Preconditions cannot be strengthened in a subtype.
The preconditions are assumptions we are making on the state/parameters at the time a method is invoked. Here's a simple example using a setter.
class Super {
private int myInt;
// Precondition: newValue can be anything.
public void setMyInt(int newValue) {
myInt = newValue;
}
}
class Sub extends Super {
// Stronger precondition: newValue must be > 0.
@Override
public void setMyInt(int newValue) {
if (newValue <= 0) throw new RuntimeException("Must be positive");
super.setMyInt(newValue);
}
}
This breaks Liskov substitution because we can't guarantee anymore that superInstance.setMyValue(-3);
won't throw an exception (i.e. if superInstance
is of actual type Sub
).
Edit per Christophe's comment: this is only a violation of LSP if the contract of super.setMyValue(someNum)
is broken in a derived class. The contract is what it sounds like: an agreement between the caller and the implementer about how a method will behave. In our example, if the contract allows for setMyValue(int newValue)
to throw exceptions, then there's no LSP violation even if, coincidentally, the base method does not throw, while the overridden method does.
Some languages allow us to specify the possible exceptions that can be thrown in the method declaration. For others, you may just have to read the docs to find out whether a method is allowed to throw exceptions, and which kind.
Postconditions cannot be weakened in a subtype.
The postconditions are assumptions we are making on the state/return value after a method is invoked. Here's another example using a getter.
class Super {
private String myString;
// Postcondition: myString is always nonull.
public String getMyString() {
return myString == null ? "" : myString;
}
}
class Sub extends Super {
private String myBetterString;
// Weaker postcondition: myString can be null.
@Override
public String getMyString() {
return myBetterString;
}
}
Invariants of the supertype must be preserved in a subtype.
Invariants are certain assumptions that we are allowed to make about the state.
class Super {
// Invariant: numInstances is an increasing sequence.

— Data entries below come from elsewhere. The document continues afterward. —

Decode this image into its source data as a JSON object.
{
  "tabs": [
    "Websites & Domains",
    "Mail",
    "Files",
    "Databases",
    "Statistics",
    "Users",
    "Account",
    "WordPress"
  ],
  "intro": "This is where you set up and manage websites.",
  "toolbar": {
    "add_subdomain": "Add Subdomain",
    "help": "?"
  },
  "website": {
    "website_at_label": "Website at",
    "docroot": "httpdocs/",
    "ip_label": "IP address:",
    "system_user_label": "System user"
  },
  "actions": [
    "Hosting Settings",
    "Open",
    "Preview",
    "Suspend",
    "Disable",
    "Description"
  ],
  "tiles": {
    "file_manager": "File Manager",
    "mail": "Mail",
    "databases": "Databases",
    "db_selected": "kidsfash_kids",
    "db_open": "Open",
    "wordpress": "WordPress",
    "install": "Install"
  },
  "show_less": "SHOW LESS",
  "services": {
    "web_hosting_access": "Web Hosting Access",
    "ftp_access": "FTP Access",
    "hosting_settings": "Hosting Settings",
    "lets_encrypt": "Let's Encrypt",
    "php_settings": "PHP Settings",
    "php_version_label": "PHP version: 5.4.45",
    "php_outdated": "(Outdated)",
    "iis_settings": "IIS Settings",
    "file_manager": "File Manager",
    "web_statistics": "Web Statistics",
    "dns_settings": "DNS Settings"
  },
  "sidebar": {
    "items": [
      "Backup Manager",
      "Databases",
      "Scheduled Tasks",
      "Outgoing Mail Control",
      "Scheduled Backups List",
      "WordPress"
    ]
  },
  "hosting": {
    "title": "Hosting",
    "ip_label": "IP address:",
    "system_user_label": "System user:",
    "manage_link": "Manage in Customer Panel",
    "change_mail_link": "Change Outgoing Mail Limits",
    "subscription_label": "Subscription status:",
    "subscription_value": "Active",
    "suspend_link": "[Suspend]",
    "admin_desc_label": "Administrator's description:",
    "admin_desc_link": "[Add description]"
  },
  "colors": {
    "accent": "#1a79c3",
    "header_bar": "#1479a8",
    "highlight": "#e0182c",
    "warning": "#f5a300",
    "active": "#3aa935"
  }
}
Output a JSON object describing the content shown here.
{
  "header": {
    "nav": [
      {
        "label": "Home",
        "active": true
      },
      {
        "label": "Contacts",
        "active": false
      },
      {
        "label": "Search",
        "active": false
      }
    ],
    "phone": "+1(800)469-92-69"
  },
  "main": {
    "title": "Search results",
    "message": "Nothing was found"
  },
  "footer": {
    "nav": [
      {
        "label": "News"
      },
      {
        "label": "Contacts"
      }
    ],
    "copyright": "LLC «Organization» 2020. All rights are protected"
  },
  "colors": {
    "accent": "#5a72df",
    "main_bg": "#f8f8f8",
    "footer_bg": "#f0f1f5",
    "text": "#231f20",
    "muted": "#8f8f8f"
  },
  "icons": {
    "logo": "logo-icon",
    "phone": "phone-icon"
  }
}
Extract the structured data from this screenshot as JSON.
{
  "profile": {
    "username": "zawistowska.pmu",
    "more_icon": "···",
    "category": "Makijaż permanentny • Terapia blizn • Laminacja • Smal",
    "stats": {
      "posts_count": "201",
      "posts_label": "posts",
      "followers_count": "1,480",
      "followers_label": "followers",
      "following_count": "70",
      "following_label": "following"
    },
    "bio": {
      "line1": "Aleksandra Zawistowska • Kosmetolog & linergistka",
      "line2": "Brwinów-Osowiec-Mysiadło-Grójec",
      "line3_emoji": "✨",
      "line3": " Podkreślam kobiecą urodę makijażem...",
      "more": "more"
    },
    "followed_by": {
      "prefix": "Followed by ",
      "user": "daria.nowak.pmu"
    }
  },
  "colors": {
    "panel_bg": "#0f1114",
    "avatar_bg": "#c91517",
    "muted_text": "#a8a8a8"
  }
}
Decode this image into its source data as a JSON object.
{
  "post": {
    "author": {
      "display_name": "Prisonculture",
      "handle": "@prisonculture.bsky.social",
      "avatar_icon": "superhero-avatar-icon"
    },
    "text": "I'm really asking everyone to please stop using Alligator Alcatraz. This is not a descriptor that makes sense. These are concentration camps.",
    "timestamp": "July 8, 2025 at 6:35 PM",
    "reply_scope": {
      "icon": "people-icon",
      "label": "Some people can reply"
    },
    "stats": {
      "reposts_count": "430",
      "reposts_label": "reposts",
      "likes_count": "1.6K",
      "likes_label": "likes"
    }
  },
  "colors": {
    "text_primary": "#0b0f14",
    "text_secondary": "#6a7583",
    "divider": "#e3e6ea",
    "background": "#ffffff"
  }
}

protected static int numInstances;
public static int getNumInstances() {
return numInstances;
}
public Super() {
numInstances++;
}
}
class Sub extends Super {
// Invariant violated: creating a new Sub decrements the sequence.
public Sub() {
numInstances--;
}
}
This breaks Liskov substitution because we can't guarantee anymore that Super.getNumInstances();
is always increasing (or even always positive) once we start creating Sub
instances. Yeah, I know we could fix this by making numInstances private instead. A real invariant might be more subtle.
History constraint (the "history rule"). Objects are regarded as being modifiable only through their methods (encapsulation). Since subtypes may introduce methods that are not present in the supertype, the introduction of these methods may allow state changes in the subtype that are not permissible in the supertype. The history constraint prohibits this.
I hadn't heard of the history constraint before. As I come to understand it, the basic idea is that derived methods shouldn't change the state of the superclass in a way that it couldn't have been changed with just the superclass' public methods. This page gives a good example of a history constraint violation:
A violation of this constraint can be exemplified by defining a mutable point as a subtype of an immutable point. This is a violation of the history constraint, because in the history of the immutable point, the state is always the same after creation, so it cannot include the history of a mutable point in general.